While Walker enjoyed the logistical and financial backing of national Republicans, his adversaries were mostly left to fend for themselves by a DNC that either failed to grasp the strategic importance of Wisconsin or just didn’t particularly care what happened to the teachers, firefighters, trade unionists, and students who made up its base there. One month before 2012’s recall election, as polls suggested Walker’s Democratic challenger Tom Barrett held a slight lead, the state’s electorate was bombarded with ads linked to the Koch brothers. Apart from a single tweet on election night, neither President Obama nor any national Democrats came to the aid of Barrett’s campaign.
Such complacency, even from centrist Democrats, initially appears difficult to explain given Wisconsin’s electoral history and strategic importance.

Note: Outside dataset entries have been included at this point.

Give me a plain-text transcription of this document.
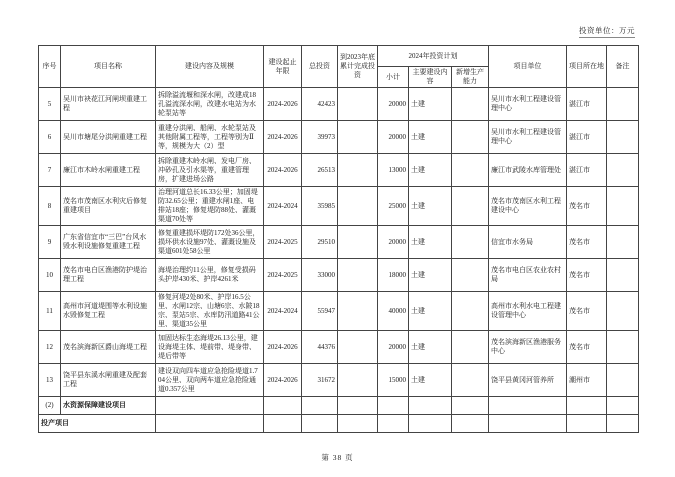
投资单位：万元
序号	项目名称	建设内容及规模	建设起止年限	总投资	到2023年底累计完成投资	2024年投资计划			项目单位	项目所在地	备注
						小计	主要建设内容	新增生产能力			
5	吴川市袂花江河闸坝重建工程	拆除溢流堰和深水闸，改建成18孔溢流深水闸，改建水电站为水轮泵站等	2024-2026	42423		20000	土建		吴川市水利工程建设管理中心	湛江市	
6	吴川市塘尾分洪闸重建工程	重建分洪闸、船闸、水轮泵站及其他附属工程等，工程等别为Ⅱ等，规模为大（2）型	2024-2026	39973		20000	土建		吴川市水利工程建设管理中心	湛江市	
7	廉江市木岭水闸重建工程	拆除重建木岭水闸、发电厂房、冲砂孔及引水渠等，重建管理房，扩建进场公路	2024-2026	26513		13000	土建		廉江市武陵水库管理处	湛江市	
8	茂名市茂南区水利灾后修复重建项目	治理河道总长16.33公里；加固堤防32.65公里；重建水闸1座、电排站18座；修复堤防88处、灌溉渠道70处等	2024-2024	35985		25000	土建		茂名市茂南区水利工程建设中心	茂名市	
9	广东省信宜市“三巴”台风水毁水利设施修复重建工程	修复重建损坏堤防172处36公里，损坏供水设施97处、灌溉设施及渠道601处58公里	2024-2025	29510		20000	土建		信宜市水务局	茂名市	
10	茂名市电白区渔港防护堤治理工程	海堤治理约11公里，修复受损码头护岸430米、护岸4261米	2024-2025	33000		18000	土建		茂名市电白区农业农村局	茂名市	
11	高州市河道堤围等水利设施水毁修复工程	修复河堤2处80米、护岸16.5公里、水闸12宗、山塘6宗、水陂18宗、泵站5宗、水库防汛道路41公里、渠道35公里	2024-2024	55947		40000	土建		高州市水利水电工程建设管理中心	茂名市	
12	茂名滨海新区爵山海堤工程	加固达标生态海堤26.13公里，建设海堤主体、堤前带、堤身带、堤后带等	2024-2026	44376		20000	土建		茂名滨海新区渔港服务中心	茂名市	
13	饶平县东溪水闸重建及配套工程	建设双向四车道应急抢险堤道1.704公里、双向两车道应急抢险通道0.357公里	2024-2026	31672		15000	土建		饶平县黄冈河管养所	潮州市	
(2)	水资源保障建设项目										
投产项目											
第 38 页
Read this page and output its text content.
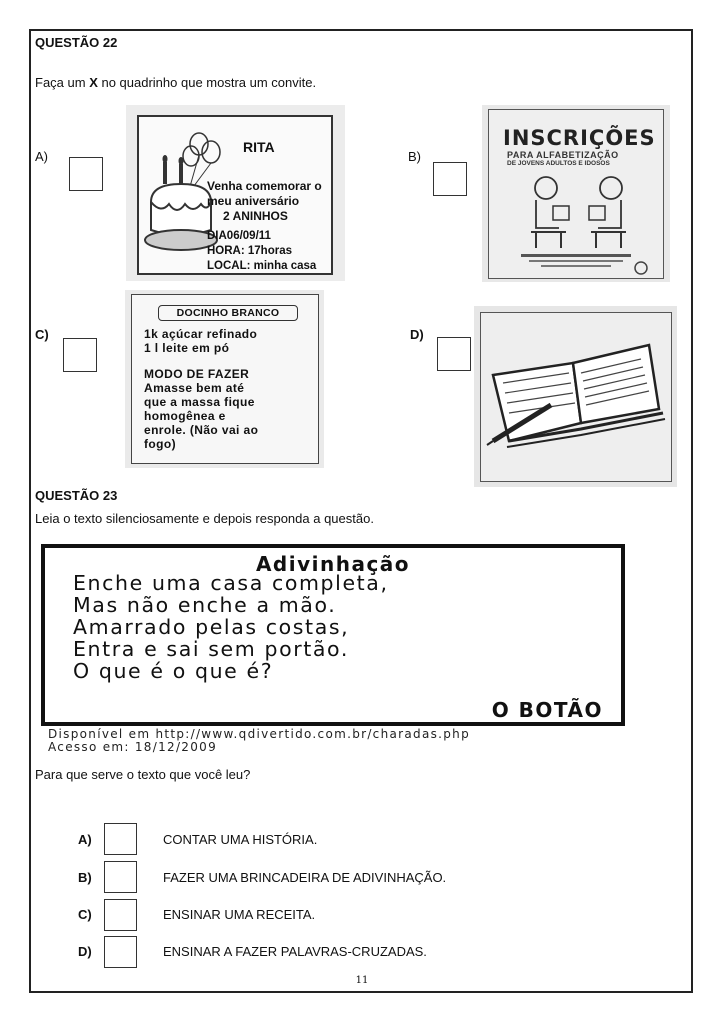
QUESTÃO 22
Faça um X no quadrinho que mostra um convite.
A)
RITA
Venha comemorar o
meu aniversário
2 ANINHOS
DIA06/09/11
HORA: 17horas
LOCAL: minha casa
B)
INSCRIÇÕES
PARA ALFABETIZAÇÃO
DE JOVENS ADULTOS E IDOSOS
C)
DOCINHO BRANCO
1k açúcar refinado
1 l leite em pó
MODO DE FAZER
Amasse bem até
que a massa fique
homogênea e
enrole. (Não vai ao
fogo)
D)
QUESTÃO 23
Leia o texto silenciosamente e depois responda a questão.
Adivinhação
Enche uma casa completa,
Mas não enche a mão.
Amarrado pelas costas,
Entra e sai sem portão.
O que é o que é?
O BOTÃO
Disponível em http://www.qdivertido.com.br/charadas.php
Acesso em: 18/12/2009
Para que serve o texto que você leu?
A)	CONTAR UMA HISTÓRIA.
B)	FAZER UMA BRINCADEIRA DE ADIVINHAÇÃO.
C)	ENSINAR UMA RECEITA.
D)	ENSINAR A FAZER PALAVRAS-CRUZADAS.
11
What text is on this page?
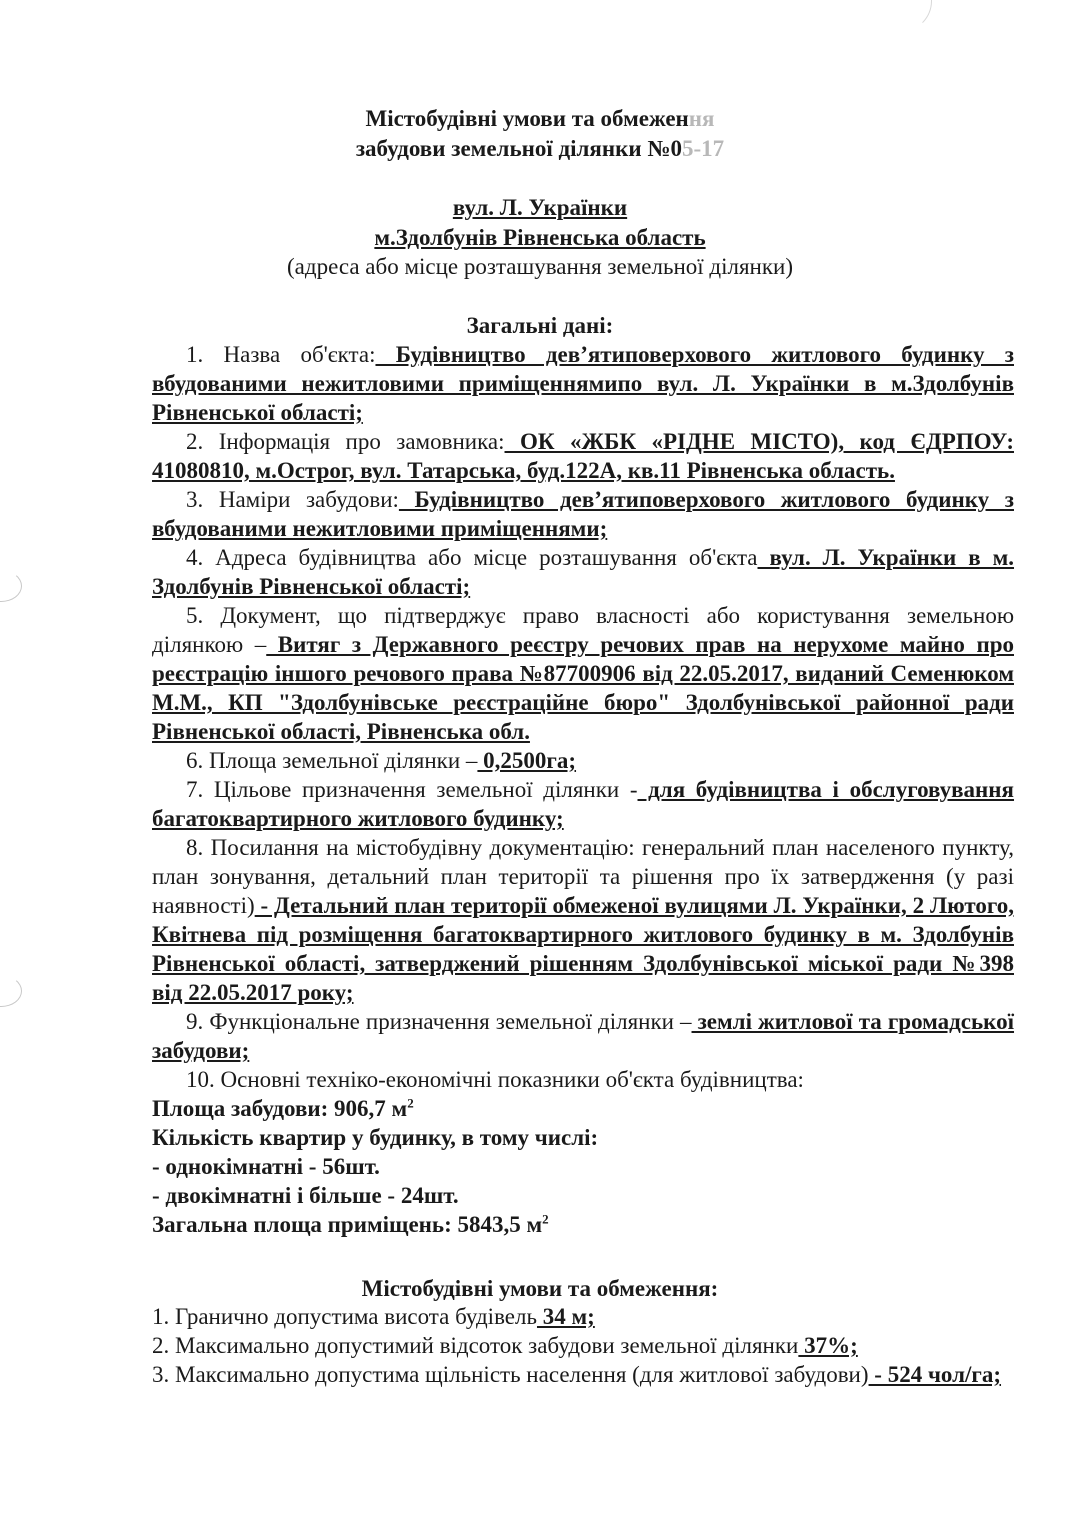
Містобудівні умови та обмеження
забудови земельної ділянки №05-17
вул. Л. Українки
м.Здолбунів Рівненська область
(адреса або місце розташування земельної ділянки)
Загальні дані:

1. Назва об'єкта: Будівництво дев’ятиповерхового житлового будинку з вбудованими нежитловими приміщеннямипо вул. Л. Українки в м.Здолбунів Рівненської області;

2. Інформація про замовника: ОК «ЖБК «РІДНЕ МІСТО), код ЄДРПОУ: 41080810, м.Острог, вул. Татарська, буд.122А, кв.11 Рівненська область.

3. Наміри забудови: Будівництво дев’ятиповерхового житлового будинку з вбудованими нежитловими приміщеннями;

4. Адреса будівництва або місце розташування об'єкта вул. Л. Українки в м. Здолбунів Рівненської області;

5. Документ, що підтверджує право власності або користування земельною ділянкою – Витяг з Державного реєстру речових прав на нерухоме майно про реєстрацію іншого речового права №87700906 від 22.05.2017, виданий Семенюком М.М., КП "Здолбунівське реєстраційне бюро" Здолбунівської районної ради Рівненської області, Рівненська обл.

6. Площа земельної ділянки – 0,2500га;

7. Цільове призначення земельної ділянки - для будівництва і обслуговування багатоквартирного житлового будинку;

8. Посилання на містобудівну документацію: генеральний план населеного пункту, план зонування, детальний план території та рішення про їх затвердження (у разі наявності) - Детальний план території обмеженої вулицями Л. Українки, 2 Лютого, Квітнева під розміщення багатоквартирного житлового будинку в м. Здолбунів Рівненської області, затверджений рішенням Здолбунівської міської ради №398 від 22.05.2017 року;

9. Функціональне призначення земельної ділянки – землі житлової та громадської забудови;

10. Основні техніко-економічні показники об'єкта будівництва:

Площа забудови: 906,7 $м^2$
Кількість квартир у будинку, в тому числі:
- однокімнатні - 56шт.
- двокімнатні і більше - 24шт.
Загальна площа приміщень: 5843,5 $м^2$
Містобудівні умови та обмеження:

1. Гранично допустима висота будівель 34 м;

2. Максимально допустимий відсоток забудови земельної ділянки 37%;

3. Максимально допустима щільність населення (для житлової забудови) - 524 чол/га;
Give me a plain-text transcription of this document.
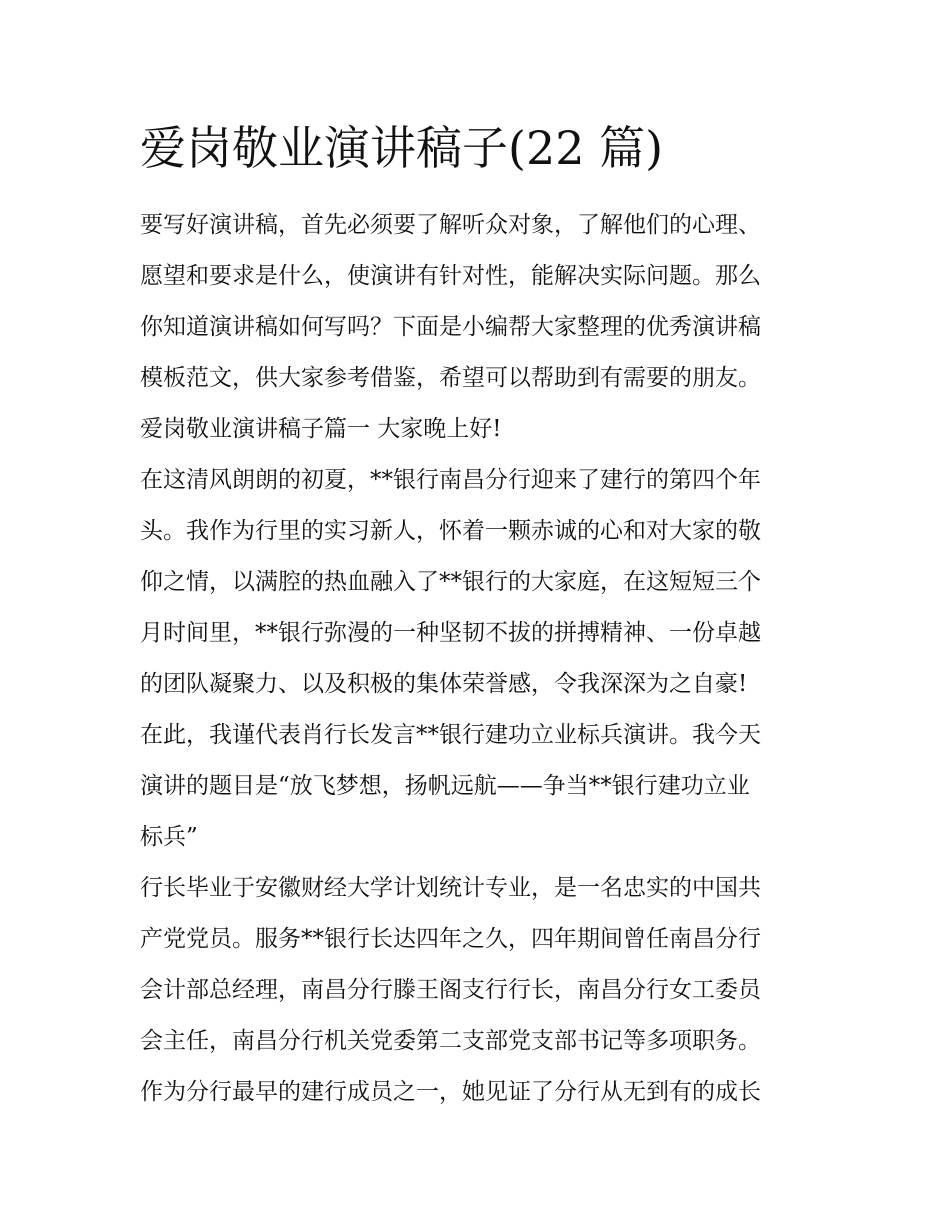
爱岗敬业演讲稿子(22 篇)
要写好演讲稿，首先必须要了解听众对象，了解他们的心理、
愿望和要求是什么，使演讲有针对性，能解决实际问题。那么
你知道演讲稿如何写吗？下面是小编帮大家整理的优秀演讲稿
模板范文，供大家参考借鉴，希望可以帮助到有需要的朋友。
爱岗敬业演讲稿子篇一 大家晚上好!
在这清风朗朗的初夏，**银行南昌分行迎来了建行的第四个年
头。我作为行里的实习新人，怀着一颗赤诚的心和对大家的敬
仰之情，以满腔的热血融入了**银行的大家庭，在这短短三个
月时间里，**银行弥漫的一种坚韧不拔的拼搏精神、一份卓越
的团队凝聚力、以及积极的集体荣誉感，令我深深为之自豪!
在此，我谨代表肖行长发言**银行建功立业标兵演讲。我今天
演讲的题目是“放飞梦想，扬帆远航——争当**银行建功立业
标兵”
行长毕业于安徽财经大学计划统计专业，是一名忠实的中国共
产党党员。服务**银行长达四年之久，四年期间曾任南昌分行
会计部总经理，南昌分行滕王阁支行行长，南昌分行女工委员
会主任，南昌分行机关党委第二支部党支部书记等多项职务。
作为分行最早的建行成员之一，她见证了分行从无到有的成长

Traditionally considered a blue state, no Democrat since 1960 has secured the presidency without first winning its primary. But following a decisive loss to Bernie Sanders in the 2016 contest, Hillary Clinton became the first presidential candidate of either party since Richard Nixon in 1972 to skip the state altogether (not visiting until November of 2017 to promote a book about her loss). At least on a national level, liberal pundits seemed to take it for granted. As MSNBC’s Rachel Maddow put it a few months before the 2016 presidential election: “The Republican Party really, really, really wants Wisconsin to be a swing state — not true…I mean, even Michael Dukakis won Wisconsin, right?” Such thinking would ultimately cost the Democrats Michigan as well.
What the case of Wisconsin — from Walker’s onslaught to Clinton’s surprise 2016 loss — ultimately illustrates are the consequences of the Democratic Party’s decades’ long transformation and the poverty of strategic thinking that has accompanied it. Increasingly a party catering to the affluent and white collar professionals, its generalized pivot away from redistributive politics, unions, or egalitarian policies around trade (and towards a rhetoric of bootstraps individualism and fiscal conservatism) has produced an incoherent voter coalition that can no longer be depended upon to deliver it big legislative majorities or electoral college victories. All the while, traditional sections of its base in working class communities across the Midwest have withered along with the relative prosperity they once enjoyed and the institutions that sustained them. It bears mentioning that, even amid Walker’s recent and long-overdue defeat, Democratic numbers among poorer and union households actually fell and were bolstered by college graduates.
As Kaufman observes, it was Walker’s Democratic predecessor Jim Doyle who helped lay the ideological groundwork for Act 10, promising in 2002 to cut 10,000 public sector workers and boasting in December 2010 that he’d made deeper cuts to state employees than any other governor in Wisconsin’s history. Despite some pro-labor rhetoric in 2008, Obama, meanwhile, failed to aggressively push the card-check labor law bill he’d campaigned on and it landed dead on arrival in a majority Democratic Senate. Republicans, meanwhile, have assiduously chipped away at their opponents’ base and infrastructure, obtaining deadly legislative power despite boasting just a single popular vote presidential victory since 1988.
As Wisconsin so alarmingly demonstrates, neither the Republican Party’s malevolent tactics nor their destructive toll on working people can ultimately be resisted by liberal timidity or a Democratic Party that prefers the polite discourse of affluent suburbs to the moral urgency of wildcat pickets and union halls. In Kaufman’s own words: “There is one force that can untangle the Gordian knot of divide-and-conquer politics: solidarity.”